Mestinya Hae Soo merasa bahagia, ia berhasil membantu Pangeran
Wang So mencari jalan keluar bagi persoalan yang paling sulit. Akan
tetapi, bulu kuduknya tiba-tiba meremang, ia tidak sedang melihat
Pangeran ke-4 dalam pakaian serba putih sebgai pemimpin rituil turun
hujan. Sosok Pangeran Wang So tiba-tiba berubah menjadi Raja Gwangjong,
raja keempat Goryeo setelah Taejo. Raja inikah yang akan tega membunh
saudaranya? Bagaimana nanti nasib Pangeran Wang Wook? Benarkah ia telah
melakukan tindakan yang tepat. Hae Soo terpaku di tempatnya berdiri,
udara gerah tiba-tiba berubah menjadi dingin bagai lidah belati yang
menggigit pori-pori.
Kemudian keajaiban terjadi, gerimis perlahan merinai semakin
lama semakin deras menjadi hujan, sebelum Pangeran Wang So membaca
ritual supaya musim kering berakhir. Raja Taejo terhenyak, ia menatap
Pangeran Wang So dengan dada bergetar. Ia tak akan pernah menyangka
setelah wajah yang senantiasa bersembunyi di balik topeng, akhirnya Wang
So akan sampai pada hari ini. Hari yang mampu menunjukkan ia dapat
melakukan sesuatu yang sangat ditunggu seisi Goryeo. Sesuatu yang
sesungguhnya tak masuk akal, menurunkan hujan. Benarkah? Atau
sesungguhnya Langit telah menunjukkan satu sosok terpilih? Ratu Yoo
membelalakkan mata, seluruh kerabat kerajaan dan pejabat yang hadir
bersorak gembira. Setelah musim kering yang panjang, akhirnya Pangeran
Wang So berhasil memanggil Langit, mencurahkan hujan.

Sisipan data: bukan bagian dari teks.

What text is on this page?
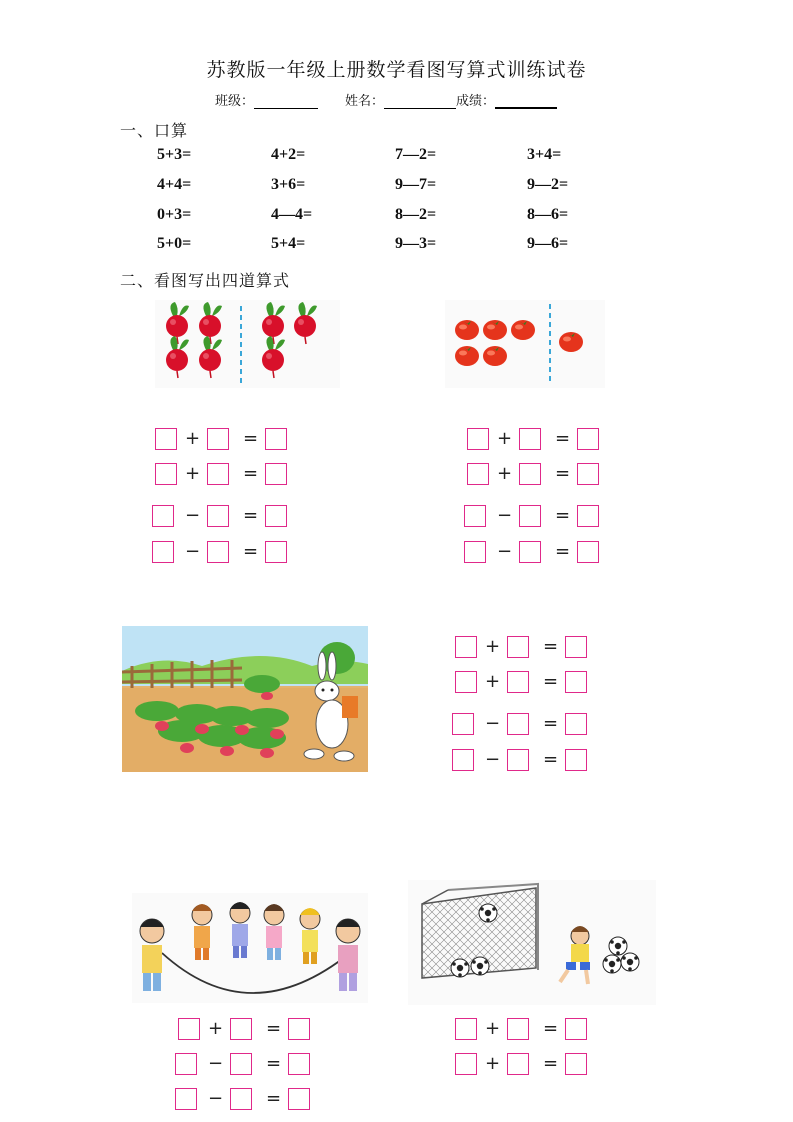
苏教版一年级上册数学看图写算式训练试卷
班级：	姓名：	成绩：
一、口算
5+3=	4+2=	7—2=	3+4=
4+4=	3+6=	9—7=	9—2=
0+3=	4—4=	8—2=	8—6=
5+0=	5+4=	9—3=	9—6=
二、看图写出四道算式
+ =
+ =
− =
− =
+ =
+ =
− =
− =
+ =
+ =
− =
− =
+ =
− =
− =
+ =
+ =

Pangeran Wang So mengangkat tangan, ia perlu meyakinkan diri
hujan benar turun setelah ia mencapai anak tangga penghabisan. Seluruh
tubuhnya seakan melayangm setelah luka gores yang tertutupi tata rias.
Ia berhasil membuktikan di depan Yang Mulia Raja dan seluruh Goryeo, ia
bisa dipercaya sebagai pemimpin ritual turun hujan. Choi Ji Mong
tersenyum, kini ia tahu arti bahagia, rencana untuk menampilkan Pangeran
Wang So berhasil.Masih dengan dada terasa sesak Ratu Yoo akhirnya bisa
melihat Pangeran Wang Yo, putra kesayangannya itu tengah berdiri di
bagian atas istana menatap hujan dengan wajah kacau. Tak lama kemudian
Pangeran Ke-3 bergegas pergi.Ia kalah telak hari ini.